Check the Competition

April 8, 2009

Don’t reinvent the wheel. That’s what they say.

If you’ve got a great idea for a novel about an orphan who learns that he’s a wizard, you may want to have a beer and rethink things.

It’s a bit of a horrifying scenario: you run your precious plot outline past someone at a cocktail party and she says, “You know, I just read something exactly like that…”

But there’s no escaping it. You have to know what novels have been written that are similar to your idea. But you have no titles or authors to search for, so Amazon is useless. How do you find them?

Try the search function at Library Thing.

You’ll see an entry field for works, another for authors, but then, something really cool — tags.

Suppose you’re thinking of writing a police procedural about a jaded cop who has to deal with a gargantuan medieval dragon in the sewers of New York. Has it been done? Will it remind agents and publishers of something that came out last year?
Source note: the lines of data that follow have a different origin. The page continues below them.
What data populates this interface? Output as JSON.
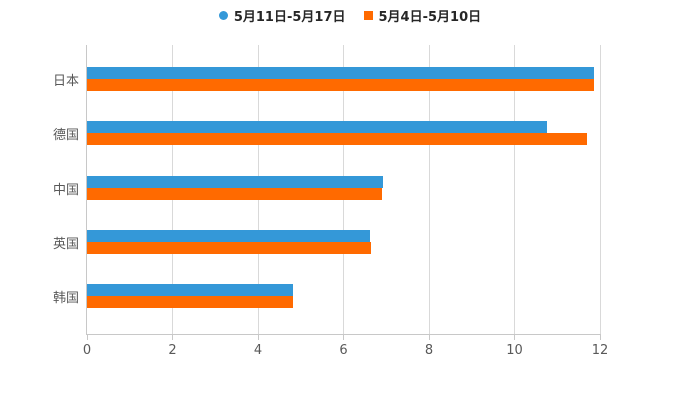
{
  "chart_data": {
    "type": "bar",
    "orientation": "horizontal",
    "title": "",
    "xlabel": "",
    "ylabel": "",
    "categories": [
      "日本",
      "德国",
      "中国",
      "英国",
      "韩国"
    ],
    "series": [
      {
        "name": "5月11日-5月17日",
        "color": "#3498d8",
        "marker": "circle",
        "values": [
          11.87,
          10.76,
          6.93,
          6.61,
          4.83
        ]
      },
      {
        "name": "5月4日-5月10日",
        "color": "#ff6a00",
        "marker": "square",
        "values": [
          11.85,
          11.7,
          6.9,
          6.64,
          4.81
        ]
      }
    ],
    "xlim": [
      0,
      12
    ],
    "x_ticks": [
      0,
      2,
      4,
      6,
      8,
      10,
      12
    ],
    "grid": "vertical-only",
    "legend_position": "top-center"
  },
  "colors": {
    "background": "#ffffff",
    "gridline": "#d9d9d9",
    "axis_line": "#c8c8c8",
    "tick_label": "#595959",
    "category_label": "#595959",
    "legend_text": "#262626",
    "series1": "#3498d8",
    "series2": "#ff6a00"
  }
}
I typed “cop” and “dragon” in the tags field. Library Thing zipped through its 4.5 million logged titles for any tagged both “cop” and “dragon” by its members. Zero hits! Then I tried “police” and “dragon” and came up with one hit: Guards! Guards! by Terry Pratchett.

I’d better take a look at that, to make sure I don’t step on Terry’s toes.

I tried “cop” and “dragon” in Amazon’s book search and got 113 hits, including non-hits like Tom Clancy’s The Bear and the Dragon (#4) and Naomi Novik’s Throne of Jade (Temeraire, Book 2) (#8). Lots of false positives to sort through.

I tried it again for “New York” and “dragon,” getting no hits on Library Thing and two thousand useless hits on Amazon (the first was a guide on dragonflies, published by the New York Academy of Sciences).

Good enough for me. I’m checking the Pratchett book (I don’t read enough of him, anyway), and putting “Cop vs. Dragon” in my novel queue.